Отдышавшись, знакомлюсь с бойцами. «Военные: красивые, здоровенные». Трудно представить, что этим амбалам чуть больше двадцати. Война очень быстро старит мужиков. Да взять хоть Васю с позывным «Местный». Ему всего-то 23 года, а лицо уже взрослое, грустное.
— Я вообще-то на автослесаря учился, — застенчиво объясняет он. — А потом ушел на фронт и понял: тут моя жизнь. А то, что руки рабочие, так это очень помогает.
Всего сорок дней назад Васе пришлось выносить на носилках тело убитого командира взвода.
— Хороший был мужик, мой учитель, — тихо говорит он. — Все, что умею как солдат, — это от него. Его с беспилотника убило.
— А здесь уже появились? — удивленно спрашиваю я, вспоминая недавнюю карабахскую войну.
— Конечно. Фантомы, квадрики. И разведывательные, и груженые. Но надо просто вовремя найти укрытие. Звук-то сразу слышен.
— Это правда, — замечаю я. — Мне всегда кажется, что рядом зудит оса.
— Жалко, что не оса. Мы уже понимаем, что это новый тип войны. И готовы к нему.
Вася на фронте знаменит как рэпер. Но стесняется выступать без сопровождения.
— Я вам лучше потом свое видео пришлю.
Мы снова ныряем в бесконечную цепь траншей, где есть даже печки-буржуйки. Рядом греется и курит боец.

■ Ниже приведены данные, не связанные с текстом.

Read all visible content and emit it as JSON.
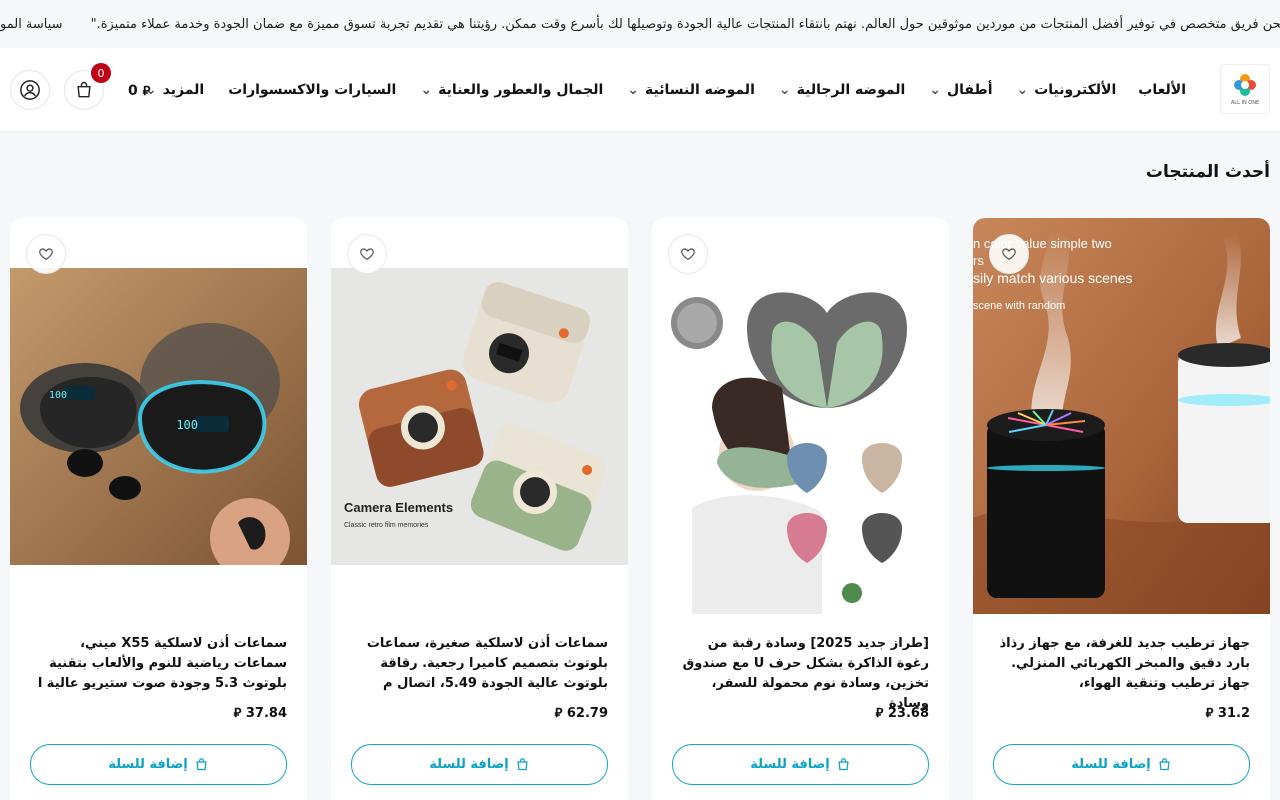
{
  "ticker": {
    "about_text": "من نحن\"نحن فريق متخصص في توفير أفضل المنتجات من موردين موثوقين حول العالم. نهتم بانتقاء المنتجات عالية الجودة وتوصيلها لك بأسرع وقت ممكن. رؤيتنا هي تقديم تجربة تسوق مميزة مع ضمان الجودة وخدمة عملاء متميزة.\"",
    "policy_text": "سياسة المو"
  },
  "header": {
    "logo_text": "ALL IN ONE",
    "nav": [
      {
        "label": "الألعاب",
        "has_dropdown": false
      },
      {
        "label": "الألكترونيات",
        "has_dropdown": true
      },
      {
        "label": "أطفال",
        "has_dropdown": true
      },
      {
        "label": "الموضه الرجالية",
        "has_dropdown": true
      },
      {
        "label": "الموضه النسائية",
        "has_dropdown": true
      },
      {
        "label": "الجمال والعطور والعناية",
        "has_dropdown": true
      },
      {
        "label": "السيارات والاكسسوارات",
        "has_dropdown": false
      },
      {
        "label": "المزيد",
        "has_dropdown": true
      }
    ],
    "cart_count": "0",
    "cart_total": "0"
  },
  "section": {
    "title": "أحدث المنتجات"
  },
  "products": [
    {
      "title": "جهاز ترطيب جديد للغرفة، مع جهاز رذاذ بارد دقيق والمبخر الكهربائي المنزلي. جهاز ترطيب وتنقية الهواء،",
      "price": "31.2",
      "add_label": "إضافة للسلة",
      "image_overlay_lines": [
        "n color value simple two",
        "rs",
        "sily match various scenes",
        "scene with random"
      ]
    },
    {
      "title": "[طراز جديد 2025] وسادة رقبة من رغوة الذاكرة بشكل حرف U مع صندوق تخزين، وسادة نوم محمولة للسفر، وسادة",
      "price": "23.68",
      "add_label": "إضافة للسلة"
    },
    {
      "title": "سماعات أذن لاسلكية صغيرة، سماعات بلوتوث بتصميم كاميرا رجعية. رقاقة بلوتوث عالية الجودة 5.49، اتصال م",
      "price": "62.79",
      "add_label": "إضافة للسلة",
      "image_caption": "Camera Elements",
      "image_subcaption": "Classic retro film memories"
    },
    {
      "title": "سماعات أذن لاسلكية X55 ميني، سماعات رياضية للنوم والألعاب بتقنية بلوتوث 5.3 وجودة صوت ستيريو عالية ا",
      "price": "37.84",
      "add_label": "إضافة للسلة"
    }
  ],
  "currency_symbol": "⃁",
  "colors": {
    "accent": "#0aa2c7",
    "badge": "#c00016"
  }
}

— Эх, Россия-матушка! Заманила, закрутила, наобещала, — вздыхает он. — И вот уже седьмой год воюем, а домой в Россию Донбасс так и не забрали. А ведь уже дети подросли, которые к обстрелам привыкли, а вот самолета, к примеру, никогда в жизни не видели. Или пассажирского поезда.
Мой коллега Димка деловито смотрит на часы:
— Пора сматываться. Четыре часа. Сейчас начнется!
И точно. Только успеваем зайти под бревенчатое перекрытие, как рядом падает снаряд.
— Дим, это что?
— АГС с ВОГ-17.
— Вот терпеть не могу этот ваш птичий язык! — раздражаюсь я. — Переведи.
— АГС — автоматический гранатомет на станке.
— А ВОГ — это что? Женский журнал?!
— Что-то вроде того. Выстрел осколочной гранаты.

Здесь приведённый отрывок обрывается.